D’autres modalités de la différence se traduisent soit par le rejet, soit par la fétichisation de tout ce qui est étranger, voire, dans certains cas, la retraduction de toute nouveauté dans des termes anciens – ce qui permet de la nier ou de la neutraliser. D’autres instances de la différence négative ont trait à la désertion de responsabilité, à la culpabilisation de tout autre que soi-même, à l’imputation permanente de la servitude initiale à la seule action des forces externes et à la décharge de ses pouvoirs propres. Ceci dit, Eboussi ne récuse pas la différence en soi. Pour lui, la reconnaissance de l’existence de ce qui n’est pas soi, ou qui ne se ramène pas à soi, va nécessairement de pair avec le geste de séparation à part des autres et d’identification à soi. Il existe un moment d’autonomie par rapport aux autres êtres humains qui n’est pas, par principe, un moment négatif. À cause des vicissitudes de l’histoire, un tel moment, bien vécu, permet au Nègre de se redécouvrir comme source autonome de création, de s’attester comme humain, de retrouver sens et fondement à ce qu’il est et à ce qu’il fait53. D’autre part, la différence positive est ouverture sur le futur. Elle renvoie non à une apologétique, mais à la reconnaissance de ce que chacun, comme humain, fait dans l’œuvre de constitution du monde. Dans tous les cas, la destruction des différences et le rêve d’imposition d’une langue unique à tous sont voués à l’échec. L’unité n’est jamais que l’autre nom de la multiplicité et la différence positive ne peut être qu’une différence vivante et interprétante54. Elle est fondamentalement une orientation vers le futur.

Il reste à déconstruire la tradition elle-même qui, souvent, sert de contrepoint au discours sur la différence en en révélant le caractère inventé.

Selon ce point de vue, l’Afrique en tant que telle – et l’on devrait ajouter le Nègre – n’existe qu’à partir du texte qui la construit comme la fiction de l’autre55. C’est à ce texte que l’on accorde ensuite une puissance structurante, au point où le soi qui prétend parler d’une voix authentiquement sienne encourt toujours le risque de ne jamais s’exprimer qu’à partir d’un discours préconstitué, qui masque le sien propre, le censure ou l’oblige à l’imitation.

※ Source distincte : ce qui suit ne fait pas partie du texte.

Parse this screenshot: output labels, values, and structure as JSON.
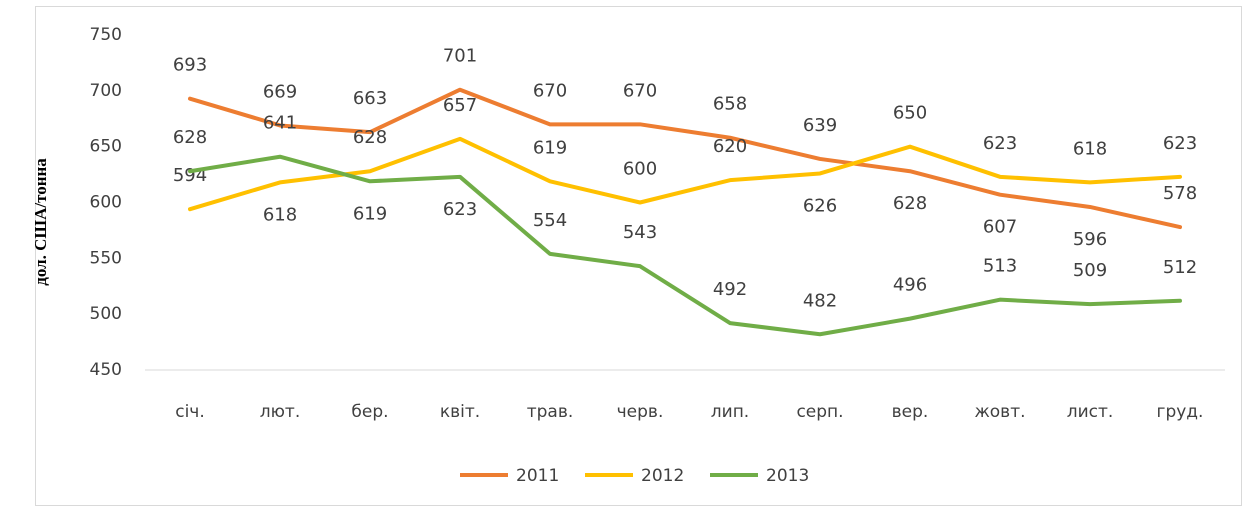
{
  "chart_data": {
    "type": "line",
    "y_axis_label": "дол. США/тонна",
    "categories": [
      "січ.",
      "лют.",
      "бер.",
      "квіт.",
      "трав.",
      "черв.",
      "лип.",
      "серп.",
      "вер.",
      "жовт.",
      "лист.",
      "груд."
    ],
    "series": [
      {
        "name": "2011",
        "color": "#ed7d31",
        "values": [
          693,
          669,
          663,
          701,
          670,
          670,
          658,
          639,
          628,
          607,
          596,
          578
        ]
      },
      {
        "name": "2012",
        "color": "#ffc000",
        "values": [
          594,
          618,
          628,
          657,
          619,
          600,
          620,
          626,
          650,
          623,
          618,
          623
        ]
      },
      {
        "name": "2013",
        "color": "#70ad47",
        "values": [
          628,
          641,
          619,
          623,
          554,
          543,
          492,
          482,
          496,
          513,
          509,
          512
        ]
      }
    ],
    "ylim": [
      450,
      750
    ],
    "yticks": [
      450,
      500,
      550,
      600,
      650,
      700,
      750
    ],
    "grid": false,
    "legend": "bottom"
  }
}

En d’autres termes, l’Afrique n’existe qu’à partir d’une bibliothèque coloniale qui s’immisce et s’insinue partout, y compris dans le discours qui prétend la réfuter, au point où, en matière d’identité, de tradition ou d’authenticité, il est sinon impossible du moins difficile de distinguer l’original de sa copie, voire de son simulacre. Tel étant le cas,

l’on ne saurait problématiser l’identité nègre qu’en tant qu’identité en devenir. Dans cette perspective, le monde ne constitue plus, en soi, une menace. Il apparaît, au contraire, comme un vaste réseau d’affinités56. Il n’existe pas d’identité nègre comme il existe des Livres révélés. Il y a une identité en devenir qui se nourrit à la fois des différences entre les Nègres tant du point de vue ethnique, géographique que linguistique et des traditions héritées de la rencontre avec le Tout-Monde.